Jeff Atwood has written a “one-stop-shop for research data supporting the idea that, yes, having more display space would in fact make you more productive”. But he warns us that “Having all that space can make you less productive due to all the window manipulation excise you have to deal with to make effective use of it.”He calls this the Large Display Paradox. But, there are solutions to this problem. Using software to divide the large single-display into a “grid” of virtual “monitors” is the one he proposes.

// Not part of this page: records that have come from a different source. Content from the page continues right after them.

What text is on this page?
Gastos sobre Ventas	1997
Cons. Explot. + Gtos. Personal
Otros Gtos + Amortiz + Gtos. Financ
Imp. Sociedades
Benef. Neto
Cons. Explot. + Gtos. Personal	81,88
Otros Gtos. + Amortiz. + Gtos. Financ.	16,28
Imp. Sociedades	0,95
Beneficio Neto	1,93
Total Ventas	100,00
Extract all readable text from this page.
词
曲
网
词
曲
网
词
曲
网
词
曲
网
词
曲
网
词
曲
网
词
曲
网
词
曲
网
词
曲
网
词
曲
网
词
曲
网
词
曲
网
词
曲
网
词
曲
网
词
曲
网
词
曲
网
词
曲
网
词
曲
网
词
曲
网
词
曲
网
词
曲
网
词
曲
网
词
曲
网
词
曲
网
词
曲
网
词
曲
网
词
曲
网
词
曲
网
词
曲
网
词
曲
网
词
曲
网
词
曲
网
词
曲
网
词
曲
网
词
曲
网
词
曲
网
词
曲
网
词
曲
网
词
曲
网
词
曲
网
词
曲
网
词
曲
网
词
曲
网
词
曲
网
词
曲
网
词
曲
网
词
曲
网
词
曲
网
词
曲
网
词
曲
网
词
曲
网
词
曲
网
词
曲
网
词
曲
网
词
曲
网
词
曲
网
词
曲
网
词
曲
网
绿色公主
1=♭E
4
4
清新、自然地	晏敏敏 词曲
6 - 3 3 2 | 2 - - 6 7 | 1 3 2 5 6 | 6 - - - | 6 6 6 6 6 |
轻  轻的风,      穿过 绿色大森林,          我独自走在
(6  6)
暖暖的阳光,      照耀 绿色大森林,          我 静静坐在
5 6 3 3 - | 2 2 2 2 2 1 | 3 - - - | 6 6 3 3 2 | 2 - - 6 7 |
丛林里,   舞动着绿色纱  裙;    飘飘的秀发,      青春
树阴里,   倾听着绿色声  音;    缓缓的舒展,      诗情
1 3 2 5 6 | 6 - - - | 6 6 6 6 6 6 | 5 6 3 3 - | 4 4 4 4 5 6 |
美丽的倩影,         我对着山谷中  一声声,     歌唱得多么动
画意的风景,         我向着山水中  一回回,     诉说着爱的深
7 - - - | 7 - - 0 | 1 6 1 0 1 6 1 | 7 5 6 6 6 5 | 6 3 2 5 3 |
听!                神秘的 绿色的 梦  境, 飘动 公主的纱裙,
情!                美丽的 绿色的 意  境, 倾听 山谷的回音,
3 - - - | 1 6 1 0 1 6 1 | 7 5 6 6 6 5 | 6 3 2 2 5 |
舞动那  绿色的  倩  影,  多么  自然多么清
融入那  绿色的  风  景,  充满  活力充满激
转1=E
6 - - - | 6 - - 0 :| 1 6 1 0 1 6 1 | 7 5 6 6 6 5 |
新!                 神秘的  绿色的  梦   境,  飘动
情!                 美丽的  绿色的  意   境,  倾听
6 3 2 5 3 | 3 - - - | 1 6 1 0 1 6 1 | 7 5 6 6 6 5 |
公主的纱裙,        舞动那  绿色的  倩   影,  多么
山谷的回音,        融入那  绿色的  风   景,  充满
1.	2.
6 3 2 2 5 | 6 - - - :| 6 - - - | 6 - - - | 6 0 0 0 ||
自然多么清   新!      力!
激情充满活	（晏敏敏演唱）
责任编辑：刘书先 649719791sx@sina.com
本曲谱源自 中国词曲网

A recent and widely publicized University of Utah study concluded that people were less productive on a 26″ screen then an 18″ screen. (Unfortunately I haven’t found a better link to their actual data then this crappy PDF brochure.) However, they also found that people were more productive with two 20″ screens. Their 26″ monitor was 1920×1200 pixels = 2.3 MP, their 20″ was 1600×1200 pixels = 1.92MP, so two 20″ screens = 3.84 MP, quite a bit bigger then the 26″ screen, and with greater productivity. This supports the theory with the right windowing system, productivity increases as the number of usable pixels increases.

I’ve only found one exception to the “bigger is better” rule of workspaces. Portability (Availability) can be worth more then pure productivity. There’s an old gunslinger saying that “The best gun in the world is the the one I’ve got in my hand right now”. Similarly, having a “big iron” on your office isn’t much use if you are flying somewhere over the atlantic. There’s no substitute for having a computer in-hand. Even if you would be more productive using a 17″ laptop, it’s better to get a 13″ ultra-portable, if it means you are more likely to actually have it around when you need it.

Business travelers, and creative professionals who work better in eclectic settings, are examples of people who are better served by the smallest sufficiently-powerful laptop they can find. But for most people bigger is better. Fortunately, small laptops can be connected to large displays.

Simple Can be Faster then Powerful

Filed under: Design,Usability
― Vincent Gable on April 25, 2008

…Judy Olson and Erik Nilsen wrote a classic paper comparing two user interfaces for large data tables. One interface offered many more features for table manipulation and each feature decreased task-performance time in specific circumstances. The other design lacked these optimized features and was thus slower to operate under the specific conditions addressed by the first design’s special features.

So, which of these two designs was faster to use? The one with the fewest features. For each operation, the planning time was 2.9 seconds in the stripped-down design and 4.6 seconds in the feature-rich design. With more choices, it takes more time to make a decision on which one to use. The extra 1.7 seconds required to consider the richer feature set consumed more time than users saved by executing faster operations.

Jakob Nielsen, the day before my birthday, 2006.

April 6, 2008

Yes

Filed under: Design,Programming,Research,Usability | , ,
― Vincent Gable on April 6, 2008

Just a curiosity, but it happens that in a yes-no binary response test, the reaction time to select “no” is longer than for “yes.”

Source

I haven’t taken the time to verify this, or see if anyone has quantified the difference in response times.

UPDATE 2009-12-18: The technical term for this is Acquiescence Response Bias — the tendency to agree with any assertion, regardless of its content.